Given this fasta header as an example, ">WP_024130427.1 [50S ribosomal protein L16]-arginine 3-hydroxylase [Citrobacter koseri]", my goal is to extract accession number, protein annotation, and organism name separately.
Right now, I am able to extract the accession number >WP_024130427.1 and "[50S ribosomal protein L16]-arginine 3-hydroxylase [Citrobacter koseri]".
I have problems separating the remaining two parts: protein annotation ([50S ribosomal protein L16]-arginine 3-hydroxylase), organism name ("Citrobacter koseri").
The main issue is about square brackets.

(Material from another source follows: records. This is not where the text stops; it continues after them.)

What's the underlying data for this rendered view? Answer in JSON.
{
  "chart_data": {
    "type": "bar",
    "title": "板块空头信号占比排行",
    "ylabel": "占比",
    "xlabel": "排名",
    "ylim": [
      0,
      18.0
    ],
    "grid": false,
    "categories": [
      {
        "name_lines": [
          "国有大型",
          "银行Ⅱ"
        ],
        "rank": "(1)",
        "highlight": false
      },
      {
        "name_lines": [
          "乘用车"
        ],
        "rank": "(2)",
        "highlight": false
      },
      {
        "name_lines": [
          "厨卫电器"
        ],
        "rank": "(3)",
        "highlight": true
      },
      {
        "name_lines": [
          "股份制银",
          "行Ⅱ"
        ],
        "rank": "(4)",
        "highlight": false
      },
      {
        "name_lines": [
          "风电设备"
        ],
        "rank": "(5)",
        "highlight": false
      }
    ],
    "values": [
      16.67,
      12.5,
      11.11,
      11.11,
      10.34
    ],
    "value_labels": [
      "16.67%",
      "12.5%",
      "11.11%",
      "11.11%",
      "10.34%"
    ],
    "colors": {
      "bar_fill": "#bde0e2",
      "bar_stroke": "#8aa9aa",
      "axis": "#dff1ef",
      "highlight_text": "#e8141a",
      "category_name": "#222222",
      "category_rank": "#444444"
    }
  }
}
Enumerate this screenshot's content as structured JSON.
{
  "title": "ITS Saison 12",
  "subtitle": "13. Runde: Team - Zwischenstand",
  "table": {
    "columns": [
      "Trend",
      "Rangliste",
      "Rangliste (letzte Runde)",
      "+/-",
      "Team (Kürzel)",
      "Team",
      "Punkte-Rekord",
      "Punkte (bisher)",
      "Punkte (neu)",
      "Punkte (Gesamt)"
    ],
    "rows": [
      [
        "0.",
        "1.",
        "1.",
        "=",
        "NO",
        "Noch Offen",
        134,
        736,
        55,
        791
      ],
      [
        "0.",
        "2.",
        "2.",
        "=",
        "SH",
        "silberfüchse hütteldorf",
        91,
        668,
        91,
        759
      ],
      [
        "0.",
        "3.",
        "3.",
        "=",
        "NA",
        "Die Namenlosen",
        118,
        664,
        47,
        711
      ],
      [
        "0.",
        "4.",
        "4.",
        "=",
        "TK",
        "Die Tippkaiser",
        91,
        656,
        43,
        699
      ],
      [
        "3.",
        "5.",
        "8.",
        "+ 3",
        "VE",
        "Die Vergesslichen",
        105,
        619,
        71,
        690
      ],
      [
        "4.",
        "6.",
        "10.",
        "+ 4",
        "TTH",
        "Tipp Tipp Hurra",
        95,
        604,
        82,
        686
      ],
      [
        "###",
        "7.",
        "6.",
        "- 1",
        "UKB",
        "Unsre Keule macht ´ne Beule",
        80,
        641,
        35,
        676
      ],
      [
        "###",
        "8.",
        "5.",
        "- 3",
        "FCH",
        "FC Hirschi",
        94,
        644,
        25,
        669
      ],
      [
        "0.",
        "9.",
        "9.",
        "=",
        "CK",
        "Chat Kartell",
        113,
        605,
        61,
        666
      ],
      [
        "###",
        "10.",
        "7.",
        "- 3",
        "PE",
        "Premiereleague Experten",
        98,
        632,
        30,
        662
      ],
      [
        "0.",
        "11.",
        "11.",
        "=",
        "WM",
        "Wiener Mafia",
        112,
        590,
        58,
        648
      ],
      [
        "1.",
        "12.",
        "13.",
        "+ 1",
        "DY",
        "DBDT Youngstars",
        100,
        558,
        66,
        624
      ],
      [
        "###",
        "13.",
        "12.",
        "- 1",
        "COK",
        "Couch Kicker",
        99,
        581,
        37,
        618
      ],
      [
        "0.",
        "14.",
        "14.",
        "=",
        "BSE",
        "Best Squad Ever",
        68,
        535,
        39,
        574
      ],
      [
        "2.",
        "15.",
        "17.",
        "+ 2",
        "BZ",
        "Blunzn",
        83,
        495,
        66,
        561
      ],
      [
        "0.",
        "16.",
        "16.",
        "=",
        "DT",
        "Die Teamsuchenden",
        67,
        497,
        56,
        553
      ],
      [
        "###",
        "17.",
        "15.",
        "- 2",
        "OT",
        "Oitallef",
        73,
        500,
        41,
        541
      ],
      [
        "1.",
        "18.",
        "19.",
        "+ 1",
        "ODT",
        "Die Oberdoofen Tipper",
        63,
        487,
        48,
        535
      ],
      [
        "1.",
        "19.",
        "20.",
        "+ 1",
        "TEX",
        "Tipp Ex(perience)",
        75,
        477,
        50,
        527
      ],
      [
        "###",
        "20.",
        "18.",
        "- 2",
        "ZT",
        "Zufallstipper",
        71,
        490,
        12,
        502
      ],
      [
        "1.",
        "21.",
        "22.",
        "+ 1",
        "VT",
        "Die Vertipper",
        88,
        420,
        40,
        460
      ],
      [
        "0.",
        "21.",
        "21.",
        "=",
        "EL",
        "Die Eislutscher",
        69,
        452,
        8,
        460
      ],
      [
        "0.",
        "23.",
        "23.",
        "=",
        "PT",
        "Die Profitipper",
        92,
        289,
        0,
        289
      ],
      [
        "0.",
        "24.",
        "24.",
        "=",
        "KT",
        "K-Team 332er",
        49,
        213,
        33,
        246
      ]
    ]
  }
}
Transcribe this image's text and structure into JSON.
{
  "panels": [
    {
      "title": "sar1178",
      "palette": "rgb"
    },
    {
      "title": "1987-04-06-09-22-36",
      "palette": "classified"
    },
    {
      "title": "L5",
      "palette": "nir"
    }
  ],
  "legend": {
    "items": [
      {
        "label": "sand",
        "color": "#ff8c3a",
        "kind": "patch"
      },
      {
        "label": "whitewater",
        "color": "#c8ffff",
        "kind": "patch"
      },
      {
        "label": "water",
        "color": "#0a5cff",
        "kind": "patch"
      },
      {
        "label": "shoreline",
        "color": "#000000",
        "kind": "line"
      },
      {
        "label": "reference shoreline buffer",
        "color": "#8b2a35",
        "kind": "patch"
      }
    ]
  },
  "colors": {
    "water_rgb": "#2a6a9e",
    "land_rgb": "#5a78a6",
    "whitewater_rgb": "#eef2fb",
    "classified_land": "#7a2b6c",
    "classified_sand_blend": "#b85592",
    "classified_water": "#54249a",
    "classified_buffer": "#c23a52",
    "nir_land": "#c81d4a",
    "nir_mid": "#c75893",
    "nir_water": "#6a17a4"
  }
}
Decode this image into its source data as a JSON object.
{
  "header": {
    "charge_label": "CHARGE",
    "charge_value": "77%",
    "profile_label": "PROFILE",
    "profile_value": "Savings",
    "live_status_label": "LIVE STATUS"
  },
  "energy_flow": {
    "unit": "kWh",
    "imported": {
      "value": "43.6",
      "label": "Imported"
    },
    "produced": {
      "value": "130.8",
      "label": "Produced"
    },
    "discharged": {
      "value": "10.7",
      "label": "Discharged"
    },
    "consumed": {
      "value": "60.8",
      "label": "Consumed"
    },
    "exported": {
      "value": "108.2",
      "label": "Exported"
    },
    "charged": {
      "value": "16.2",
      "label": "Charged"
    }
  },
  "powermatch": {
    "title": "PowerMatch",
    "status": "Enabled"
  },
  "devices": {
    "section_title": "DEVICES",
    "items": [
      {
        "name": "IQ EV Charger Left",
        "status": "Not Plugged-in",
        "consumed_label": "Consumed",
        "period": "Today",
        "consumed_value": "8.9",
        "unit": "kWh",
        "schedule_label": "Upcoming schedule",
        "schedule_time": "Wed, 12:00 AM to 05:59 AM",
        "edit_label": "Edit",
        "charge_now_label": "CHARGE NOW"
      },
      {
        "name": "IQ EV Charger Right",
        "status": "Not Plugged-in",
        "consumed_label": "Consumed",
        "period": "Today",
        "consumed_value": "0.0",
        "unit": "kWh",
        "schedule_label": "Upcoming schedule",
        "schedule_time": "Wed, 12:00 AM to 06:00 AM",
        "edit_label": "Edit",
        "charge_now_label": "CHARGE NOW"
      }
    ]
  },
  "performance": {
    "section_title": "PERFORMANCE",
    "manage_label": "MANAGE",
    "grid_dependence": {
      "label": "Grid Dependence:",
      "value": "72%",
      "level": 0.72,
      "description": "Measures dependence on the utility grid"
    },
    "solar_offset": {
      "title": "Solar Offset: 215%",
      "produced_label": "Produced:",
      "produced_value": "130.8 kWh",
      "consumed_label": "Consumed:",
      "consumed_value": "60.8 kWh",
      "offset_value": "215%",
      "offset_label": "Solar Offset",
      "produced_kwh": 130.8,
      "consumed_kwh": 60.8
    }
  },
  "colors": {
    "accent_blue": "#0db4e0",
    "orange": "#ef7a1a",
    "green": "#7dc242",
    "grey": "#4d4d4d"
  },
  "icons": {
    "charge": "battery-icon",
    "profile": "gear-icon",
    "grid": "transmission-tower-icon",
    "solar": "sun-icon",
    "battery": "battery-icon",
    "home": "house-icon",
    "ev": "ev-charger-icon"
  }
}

For this example, it is easy to tokenize the parts. However, given the various style of using square brackets, e.g. (so many variations to consider and below is not comprehensive and I am able to extract from the content below. Still my tokenization doesn't work for all the sequences.),
- >WP_011200935.1 cysteine synthase A [[Mannheimia] succiniciproducens]
- >WP_024130427.1 [50S ribosomal protein L16]-arginine 3-hydroxylase [Citrobacter koseri]
- >WP_011742684.1 [FeFe] hydrogenase H-cluster radical SAM maturase HydG [Caldanaerobacter subterraneus]
Is there a better way to extract the annotation and organism names respectively given the unpredictable usage of the square brackets?
Right now, the only way I can think of is to go backward from the ending of the string instead of using the pattern. Ensure numbers of ] and [ match. This method will work but I am wondering if there will be better ways.